The clusters discovered by k-Means are used to score a new record by estimating the probabilities that the new record belongs to each of the k clusters. The cluster with the highest probability is assigned to the record.

  1. In this step, you will make predictions on the CUSTOMER_DATA_CLEAN and add the CUST_ID as a supplemental column so that you can uniquely associate scores with the data. To do so run the below script:

    pred = km_mod3.predict(CUSTOMER_DATA_CLEAN, supplemental_cols = CUSTOMER_DATA_CLEAN[["CUST_ID"]])
    z.show(pred)

    Shows the prediction for the test data.

  2. To make predictions that return probability for each cluster on the data use predict_proba function.
    pred = km_mod3.predict_proba(CUSTOMER_DATA_CLEAN, supplemental_cols = CUSTOMER_DATA_CLEAN[["CUST_ID"]])
    z.show(pred)

    Shows the predict prob.

  3. With Embedded Python Execution, all the above tasks can be achieved.
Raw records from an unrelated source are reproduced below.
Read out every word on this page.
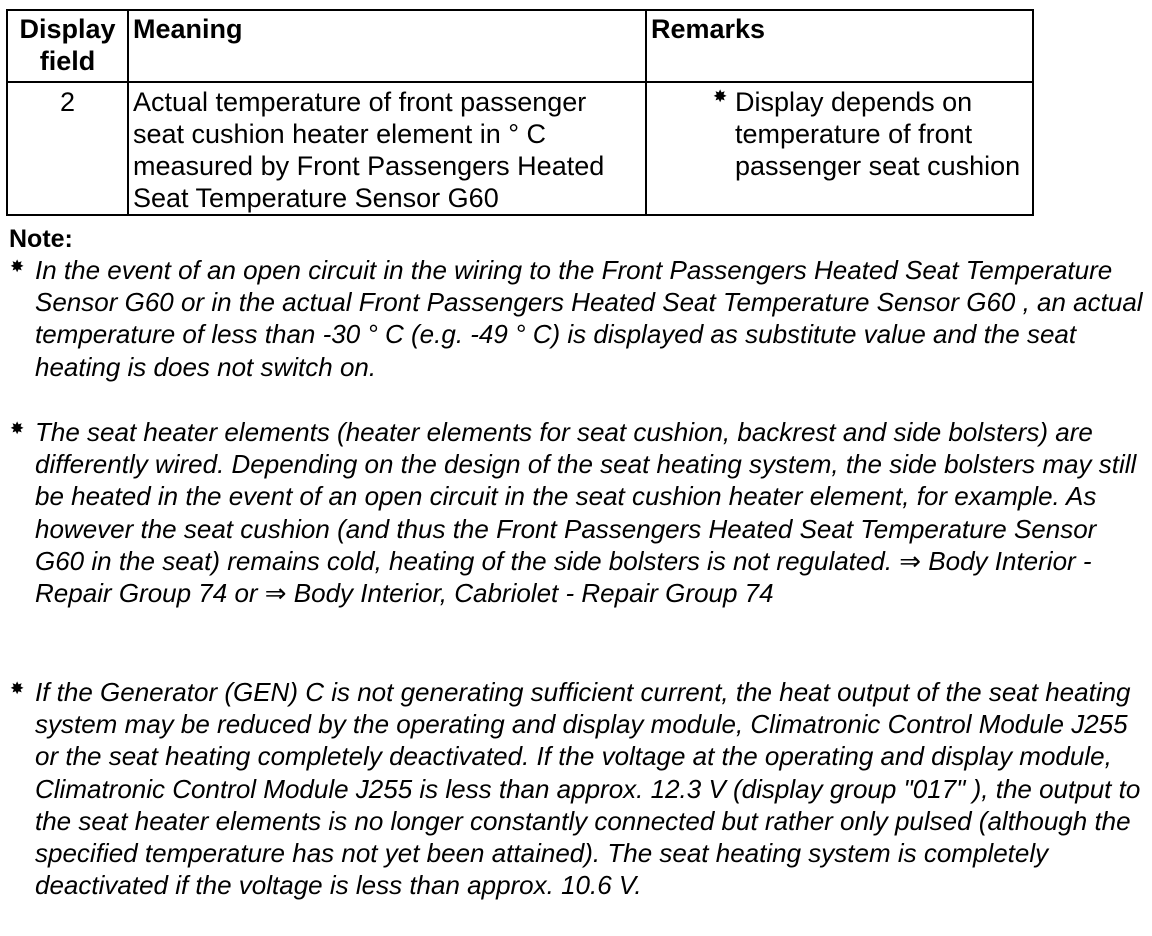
Display field	Meaning	Remarks
2	Actual temperature of front passenger seat cushion heater element in ° C measured by Front Passengers Heated Seat Temperature Sensor G60	✸ Display depends on temperature of front passenger seat cushion
Note:
✸ In the event of an open circuit in the wiring to the Front Passengers Heated Seat Temperature Sensor G60 or in the actual Front Passengers Heated Seat Temperature Sensor G60 , an actual temperature of less than -30 ° C (e.g. -49 ° C) is displayed as substitute value and the seat heating is does not switch on.
✸ The seat heater elements (heater elements for seat cushion, backrest and side bolsters) are differently wired. Depending on the design of the seat heating system, the side bolsters may still be heated in the event of an open circuit in the seat cushion heater element, for example. As however the seat cushion (and thus the Front Passengers Heated Seat Temperature Sensor G60 in the seat) remains cold, heating of the side bolsters is not regulated. ⇒ Body Interior - Repair Group 74 or ⇒ Body Interior, Cabriolet - Repair Group 74
✸ If the Generator (GEN) C is not generating sufficient current, the heat output of the seat heating system may be reduced by the operating and display module, Climatronic Control Module J255 or the seat heating completely deactivated. If the voltage at the operating and display module, Climatronic Control Module J255 is less than approx. 12.3 V (display group "017" ), the output to the seat heater elements is no longer constantly connected but rather only pulsed (although the specified temperature has not yet been attained). The seat heating system is completely deactivated if the voltage is less than approx. 10.6 V.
You can invoke user-defined Python functions in Python engines spawned and managed by the database environment. Use the oml.do_eval function to run a user-defined input function that builds a k-Means model, scores records, and displays the results.
    def build_km_1():
        
        setting = {'KMNS_ITERATIONS': 20,
               'KMNS_DISTANCE': 'KMNS_EUCLIDEAN',
               'KMNS_NUM_BINS': 10,
               'KMNS_DETAILS': 'KMNS_DETAILS_ALL',
               'PREP_AUTO': 'ON'}
       
        # Create a KM model object and fit it.
        try:
            oml.drop(model="CUST_CLUSTER_MODEL_EPE")
        except:
            pass
        km_mod_epe = oml.km(n_clusters = 3, **setting).fit(CUSTOMER_DATA_CLEAN, model_name = "CUST_CLUSTER_MODEL_EPE", case_id = 'CUST_ID')
         
        # Show model details.
        #km_mod_epe
        pred=(km_mod_epe.predict(CUSTOMER_DATA_CLEAN,  supplemental_cols =CUSTOMER_DATA_CLEAN[:, ['CUST_ID']]))
        return pred
     
    z.show(oml.do_eval(func = build_km_1))

    Shows the ouput for do_eval.

  4. Run the following script to display the probability score of customer c1 with CUST_ID (102308) belonging to each cluster.
    c1=CUSTOMER_DATA_CLEAN[CUSTOMER_DATA_CLEAN['CUST_ID']==102308]
    km_mod3.predict_proba(c1, supplemental_cols =c1['CUST_ID'])

    Shows the predict prob for 1 customer.

To sell a new gaming product, you must target customers who have already purchased Y_BOX_GAMES and have a high credit limit. You have successfully segmented the population into different clusters and the cluster with cluster-id 3 has the target population with the greatest percentage of customers who have already purchased Y_BOX_GAMES, with a mean CUST_CREDIT_LIMIT of 8322. So, you can confidently target customers in cluster-id 3 to sell a new game product.